Steering Clear of a Political Fight

Perhaps that’s why Apple’s new Passbook service, highlighted yesterday at Apple’s Worldwide Developer Conference, is more of an e-ticket and loyalty card organizer than a true e-wallet.

Not that this won’t be handy in its own right. The new feature, which will debut along with iOS 6 this fall, collects airline boarding passes, train tickets, store loyalty cards, coupons and movie tickets. It is also location-based, using so-called geo-fencing so that if you wander near a retail outlet where you participate in a loyalty program, the appropriate card will pop up on on your iPhone’s Lock screen.

Passbook will present static barcodes that merchants will scan to conduct transactions, so any newer service that uses dynamic barcodes will be beyond its reach. (Dynamic barcodes don’t require scanners, using animations that merchants read and validate on their own. Masabi’s mTicket system used in UK railroads are one such example.)

There will be no NFC transactions in Passbook, either – Apple has yet to put NFC into in any of its mobile devices. NFC is a power drain, and Apple is famously conservative when it comes to power demands on its devices.

What Comes After Passbook?

Ultimately, Passbook should be seen for what it really is: a transitional platform Apple is using to gingerly step into the e-wallet arena.
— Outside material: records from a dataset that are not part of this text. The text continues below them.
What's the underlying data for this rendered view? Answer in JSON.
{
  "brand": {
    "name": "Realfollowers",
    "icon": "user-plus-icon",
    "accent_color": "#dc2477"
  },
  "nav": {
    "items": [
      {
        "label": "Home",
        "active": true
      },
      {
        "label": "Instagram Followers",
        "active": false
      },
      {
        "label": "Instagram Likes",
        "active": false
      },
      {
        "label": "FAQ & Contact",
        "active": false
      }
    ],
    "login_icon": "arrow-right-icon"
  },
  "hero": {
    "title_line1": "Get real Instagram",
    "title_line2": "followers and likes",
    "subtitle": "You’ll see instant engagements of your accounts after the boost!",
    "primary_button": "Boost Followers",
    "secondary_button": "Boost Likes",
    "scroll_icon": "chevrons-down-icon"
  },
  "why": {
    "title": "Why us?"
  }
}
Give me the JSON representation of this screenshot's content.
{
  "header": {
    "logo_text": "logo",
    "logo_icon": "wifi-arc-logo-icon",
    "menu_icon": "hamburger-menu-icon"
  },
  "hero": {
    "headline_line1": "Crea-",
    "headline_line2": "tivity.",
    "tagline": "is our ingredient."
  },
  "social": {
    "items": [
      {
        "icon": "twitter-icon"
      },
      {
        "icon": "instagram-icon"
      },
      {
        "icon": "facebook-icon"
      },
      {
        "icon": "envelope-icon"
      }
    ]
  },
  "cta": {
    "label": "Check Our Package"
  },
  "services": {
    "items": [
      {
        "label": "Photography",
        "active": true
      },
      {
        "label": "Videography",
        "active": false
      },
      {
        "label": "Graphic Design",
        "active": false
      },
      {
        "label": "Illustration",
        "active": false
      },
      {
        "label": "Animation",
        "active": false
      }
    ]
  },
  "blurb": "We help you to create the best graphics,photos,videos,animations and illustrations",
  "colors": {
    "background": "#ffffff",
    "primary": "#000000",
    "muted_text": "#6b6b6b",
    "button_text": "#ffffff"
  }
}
In the long run, though, given Apple’s focus on revenue from iTunes, it’s hard to believe Apple will ignore transaction revenue forever.

If and when Apple does choose to move into iPhone-based transactions, the company will enjoy some tremendous advantages, including all that iTunes and App Store experience, not to mention credit card information for hundreds of millions of customers. Banks and credit card companies may be more eager to work with Apple than the carriers and Google, too, based on consumer surveys that peg Apple users as more well-heeled and willing to spend more on goods and services than the general population.